I'm part of 5% of the population of personal computer owners that own a Mac. Had a bad PC experience with a title called 7th Guest and a PS/1 and never looked back. I took my abuse and kept chugging along. Imagine how I felt about PC role-playing games.
At the same time, Japanese-themed RPGs were music to my ears. Adol, Ys, Phantasy Star, Chrono Trigger, anime, big eyes, orchestrated music, adolescent lead male characters with a chip on their shoulder and cutesy female counterparts to die for. Save the world by battling monsters ridiculously larger and much more powerful than you while painfully earning experience points to survive.
Along comes a console based on PC architecture from a man (rhymes with "Bates" - as in Norman) who would dominate the entire planet with his products and become the richest man on earth.
Yeah, you can say that Elder Scrolls III: Morrowind had three strikes against it before the green machine that would house it was even turned on. PC console. PC RPG. Yuck. Then, a funny thing happened; I turned the Xbox on and...
It wasn't all that special at first. After a few lengthy load times and some of the usual stuff of being the last one able to do something to save the planet, I started walking towards a building to create my character under the somewhat cleverly disguised ruse of having to have my paperwork checked before I could enter the village.
Hmm. 21 classes. Major and minor attributes, which ranged from specific weapons (Long Sword, Axe, Spear, and many others) and armor (Light, Medium, Heavy) to magic abilities, which encompassed healing arts, destruction, conjuration, and a host of others. Specific character traits were also separated: speechcraft (the ability to talk to others), mercantile, stealth, strength, endurance, and many more. Wait a minute. What's this? Good god. The ability to improve each specific skill separately?!?
Clearly, this was something different. This wasn't an RPG - this was an environment. A place that rewarded the use of particular skills and didn't reward you for not using them. Advancing levels was no longer simply a matter of killing monsters for experience points. You can pay for training to improve. You can use the skill to improve or if you're lucky, you can read to improve. You must improve major and minor skills by a sum total of 10 to proceed to a new level.
Of course, I picked up much of this later in the game.
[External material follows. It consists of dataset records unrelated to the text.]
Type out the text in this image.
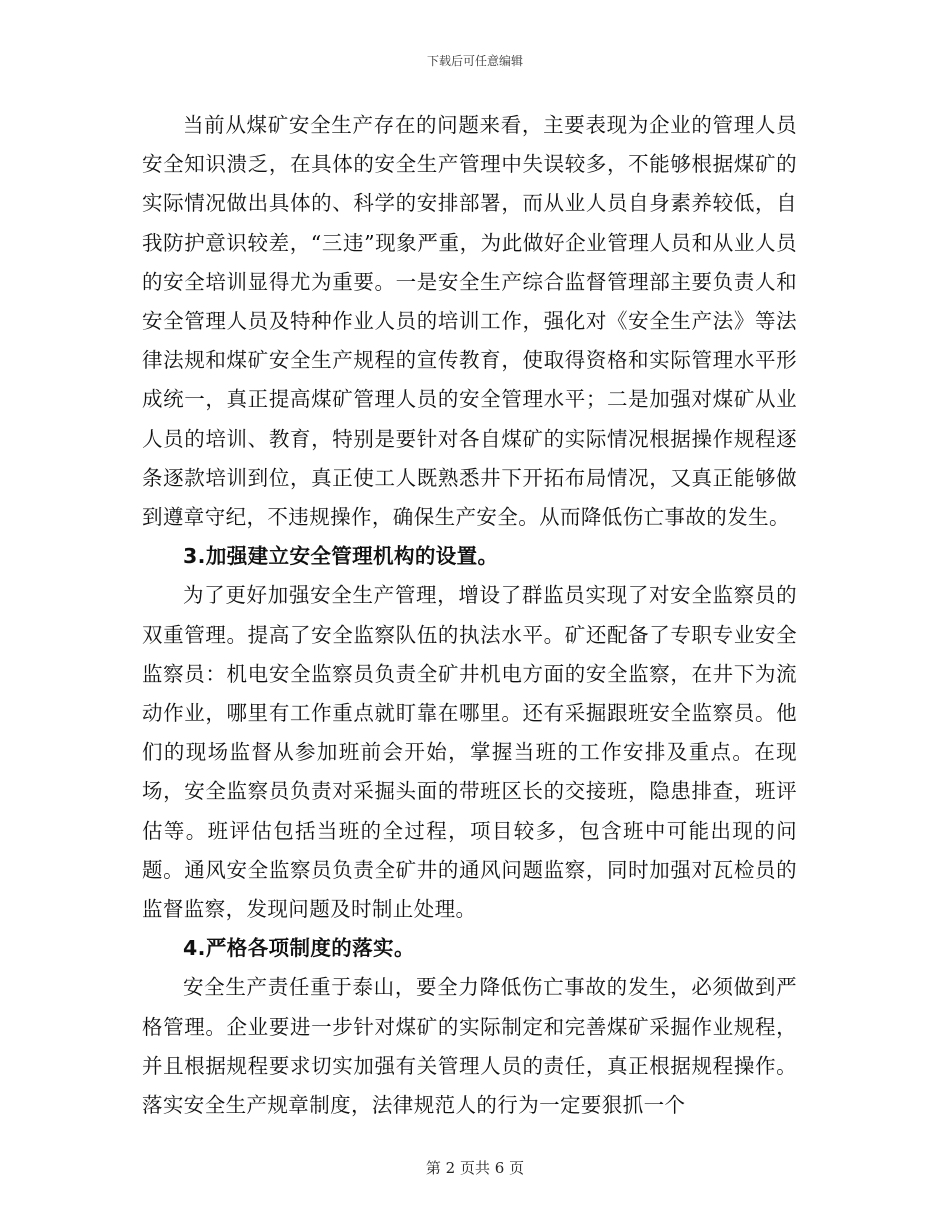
下载后可任意编辑

当前从煤矿安全生产存在的问题来看，主要表现为企业的管理人员安全知识溃乏，在具体的安全生产管理中失误较多，不能够根据煤矿的实际情况做出具体的、科学的安排部署，而从业人员自身素养较低，自我防护意识较差，“三违”现象严重，为此做好企业管理人员和从业人员的安全培训显得尤为重要。一是安全生产综合监督管理部主要负责人和安全管理人员及特种作业人员的培训工作，强化对《安全生产法》等法律法规和煤矿安全生产规程的宣传教育，使取得资格和实际管理水平形成统一，真正提高煤矿管理人员的安全管理水平；二是加强对煤矿从业人员的培训、教育，特别是要针对各自煤矿的实际情况根据操作规程逐条逐款培训到位，真正使工人既熟悉井下开拓布局情况，又真正能够做到遵章守纪，不违规操作，确保生产安全。从而降低伤亡事故的发生。

3.加强建立安全管理机构的设置。

为了更好加强安全生产管理，增设了群监员实现了对安全监察员的双重管理。提高了安全监察队伍的执法水平。矿还配备了专职专业安全监察员：机电安全监察员负责全矿井机电方面的安全监察，在井下为流动作业，哪里有工作重点就盯靠在哪里。还有采掘跟班安全监察员。他们的现场监督从参加班前会开始，掌握当班的工作安排及重点。在现场，安全监察员负责对采掘头面的带班区长的交接班，隐患排查，班评估等。班评估包括当班的全过程，项目较多，包含班中可能出现的问题。通风安全监察员负责全矿井的通风问题监察，同时加强对瓦检员的监督监察，发现问题及时制止处理。

4.严格各项制度的落实。

安全生产责任重于泰山，要全力降低伤亡事故的发生，必须做到严格管理。企业要进一步针对煤矿的实际制定和完善煤矿采掘作业规程，并且根据规程要求切实加强有关管理人员的责任，真正根据规程操作。落实安全生产规章制度，法律规范人的行为一定要狠抓一个

第 2 页共 6 页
My initial thoughts were that the graphics were a bit bland as I wandered around. The encounters were cordial for the most part in both the towns and villages. Some villagers had much more to say than others did. Some said nothing at all. Then I noticed a little number that equated to how enamored people were with me. Generally, the higher the number, the more they had to say. And that number could change if you taunted them or gave them praise. Imagine that, you can influence the surroundings to your benefit by either being nice or being nasty. Morrowind, however, wasn't done there when it came to innovation or surprises.
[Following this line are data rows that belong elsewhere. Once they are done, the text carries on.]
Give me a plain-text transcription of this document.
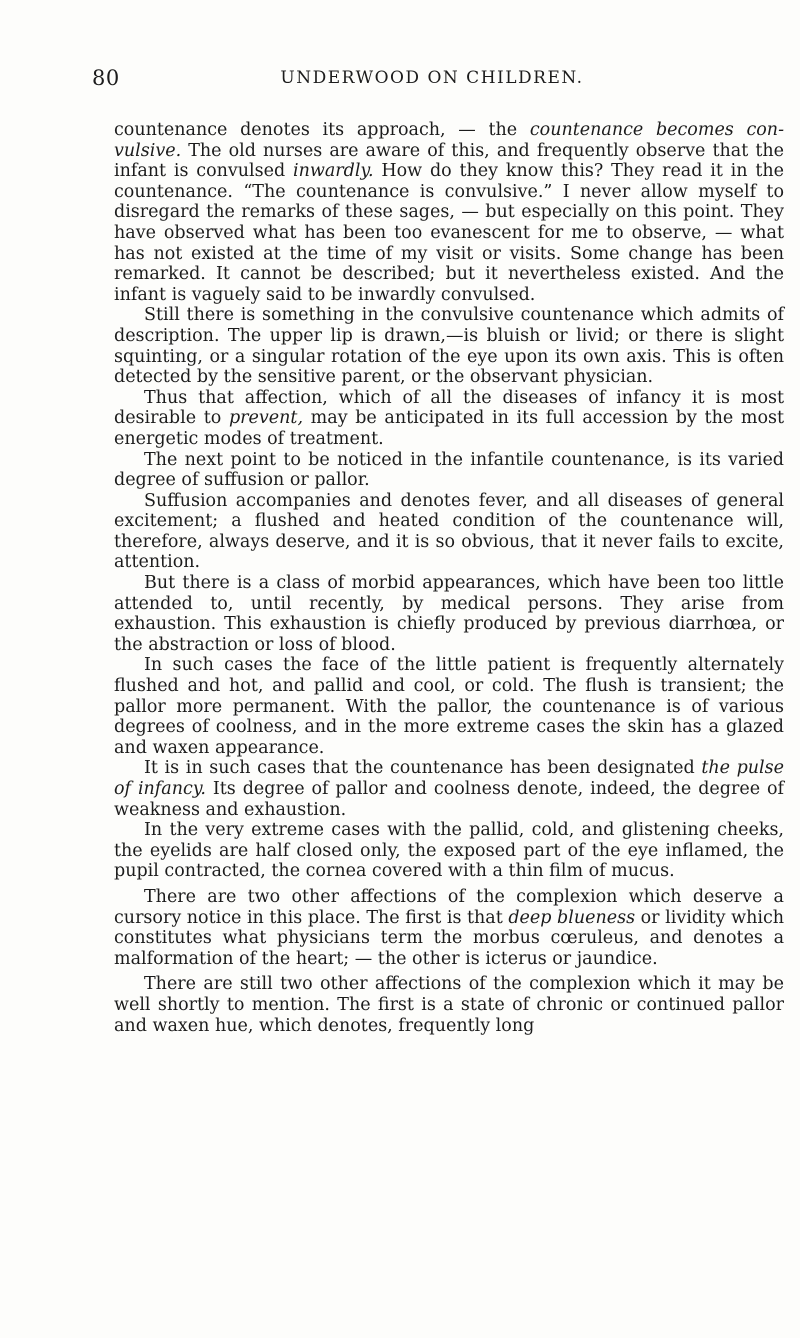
80	UNDERWOOD ON CHILDREN.

countenance denotes its approach, — the countenance becomes convulsive. The old nurses are aware of this, and frequently observe that the infant is convulsed inwardly. How do they know this? They read it in the countenance. “The countenance is convulsive.” I never allow myself to disregard the remarks of these sages, — but especially on this point. They have observed what has been too evanescent for me to observe, — what has not existed at the time of my visit or visits. Some change has been remarked. It cannot be described; but it nevertheless existed. And the infant is vaguely said to be inwardly convulsed.

Still there is something in the convulsive countenance which admits of description. The upper lip is drawn,—is bluish or livid; or there is slight squinting, or a singular rotation of the eye upon its own axis. This is often detected by the sensitive parent, or the observant physician.

Thus that affection, which of all the diseases of infancy it is most desirable to prevent, may be anticipated in its full accession by the most energetic modes of treatment.

The next point to be noticed in the infantile countenance, is its varied degree of suffusion or pallor.

Suffusion accompanies and denotes fever, and all diseases of general excitement; a flushed and heated condition of the countenance will, therefore, always deserve, and it is so obvious, that it never fails to excite, attention.

But there is a class of morbid appearances, which have been too little attended to, until recently, by medical persons. They arise from exhaustion. This exhaustion is chiefly produced by previous diarrhœa, or the abstraction or loss of blood.

In such cases the face of the little patient is frequently alternately flushed and hot, and pallid and cool, or cold. The flush is transient; the pallor more permanent. With the pallor, the countenance is of various degrees of coolness, and in the more extreme cases the skin has a glazed and waxen appearance.

It is in such cases that the countenance has been designated the pulse of infancy. Its degree of pallor and coolness denote, indeed, the degree of weakness and exhaustion.

In the very extreme cases with the pallid, cold, and glistening cheeks, the eyelids are half closed only, the exposed part of the eye inflamed, the pupil contracted, the cornea covered with a thin film of mucus.

There are two other affections of the complexion which deserve a cursory notice in this place. The first is that deep blueness or lividity which constitutes what physicians term the morbus cœruleus, and denotes a malformation of the heart; — the other is icterus or jaundice.

There are still two other affections of the complexion which it may be well shortly to mention. The first is a state of chronic or continued pallor and waxen hue, which denotes, frequently long
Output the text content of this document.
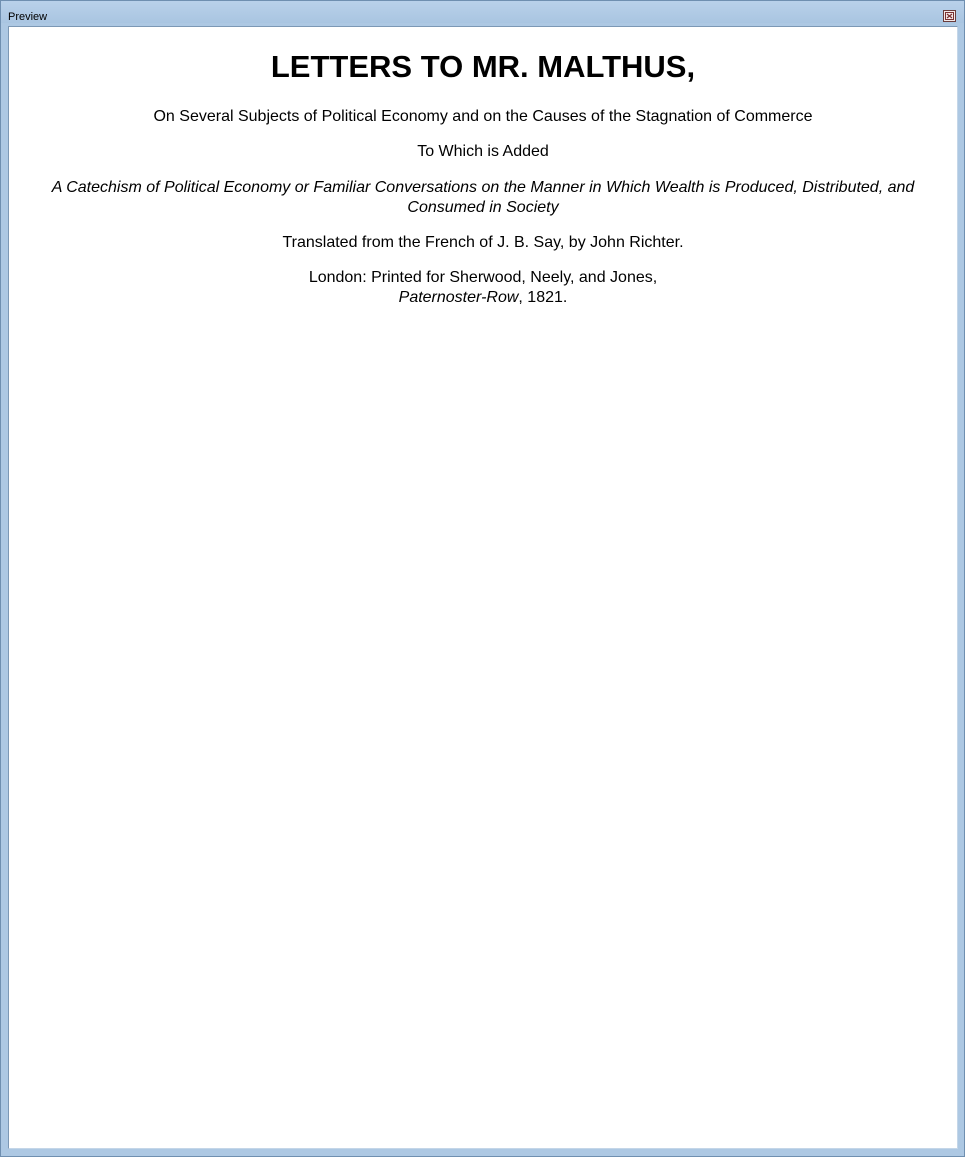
Preview
LETTERS TO MR. MALTHUS,

On Several Subjects of Political Economy and on the Causes of the Stagnation of Commerce

To Which is Added

A Catechism of Political Economy or Familiar Conversations on the Manner in Which Wealth is Produced, Distributed, and Consumed in Society

Translated from the French of J. B. Say, by John Richter.

London: Printed for Sherwood, Neely, and Jones,
Paternoster-Row, 1821.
I happened into a room and noticed a tome on a desk. I flipped through the pages and read fourteen pages of a short story. I did this twenty or thirty times and there were many more opportunities to read fascinating subplots that pertained to the entirety of the game. Wow, I thought, this must've taken a Herculean effort to not only compose scores of original tales but also intertwine each with the culture and environment that composes Morrowind. I've played the game on and off for months and I don't think I've yet covered half of what there is to see and do. There are some cities that you could spend weeks in just wandering around and exploring or talking to characters. There are some environments that you'll find yourself returning to again and again. You can join a Thieves Guild, a Fighters Guild, a Mages Guild, and many others. Sometimes their instructions conflict with one another and you're forced to choose or find another chapter from which to get instructions. There are hidden caves to explore that you'll only find by chance, hidden fortresses and hideouts far underground.
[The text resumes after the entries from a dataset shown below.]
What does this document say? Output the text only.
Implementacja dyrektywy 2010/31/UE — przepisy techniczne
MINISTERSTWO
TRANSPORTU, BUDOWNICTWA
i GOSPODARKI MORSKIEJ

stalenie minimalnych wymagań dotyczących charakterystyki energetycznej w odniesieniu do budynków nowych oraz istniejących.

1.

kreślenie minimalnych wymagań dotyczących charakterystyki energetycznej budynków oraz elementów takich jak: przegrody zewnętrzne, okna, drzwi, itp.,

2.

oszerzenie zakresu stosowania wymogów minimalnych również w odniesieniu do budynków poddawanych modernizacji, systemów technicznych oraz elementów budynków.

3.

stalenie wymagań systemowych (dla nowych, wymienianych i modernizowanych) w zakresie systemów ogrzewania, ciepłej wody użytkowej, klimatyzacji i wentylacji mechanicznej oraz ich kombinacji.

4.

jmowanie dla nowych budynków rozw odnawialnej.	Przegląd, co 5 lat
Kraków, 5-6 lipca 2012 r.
Morrowind, to some extent, defies description. If you think that the 100+ hours that you spent on Dragon Warrior 7 is some kind of accomplishment, then you're in for a rude awakening that that amount of time is amateurish. In Morrowind you can be exactly what you want to be - thief, rogue, bandit, fighter, knight, mage - and you can
have whatever attitude you want about it. Be a killer or a saint. Your reputation will reflect your character and the NPC's that you encounter that are aware of your reputation will also act accordingly. If you don't feel compelled to perform a particular quest or action, then don't. There are multitudes of options and paths you can traverse or ignore. One of Morrowind's greatest features is that you don't have to do anything .
Morrowind has mountains, seas, oceans, islands, deserts, sandstorms, rain, snow, and everything else that you'd expect on a large continent. Different races, different cultures, different architecture - the sheer expanse that the environment encompasses will astound you, as will the game. I can honestly say that in my 25 years (yeah, 25 years) of gaming that I have never encountered an animal such as this. While it's not beautiful to behold, it is beautiful to be a part of. There are many aspects of this title that I don't want to delve into - much of Morrowind's appeal is all of the things that you don't expect from a console or any other type of RPG that you encounter along the way.
Bottom Line: A bona fide must have for Xbox that might separate you from the outside world for weeks at a time. Go to your local supermarket and buy plenty of chips and beverages containing caffeine and put the answering machine on. You won't be leaving the house for quite some time. If ever.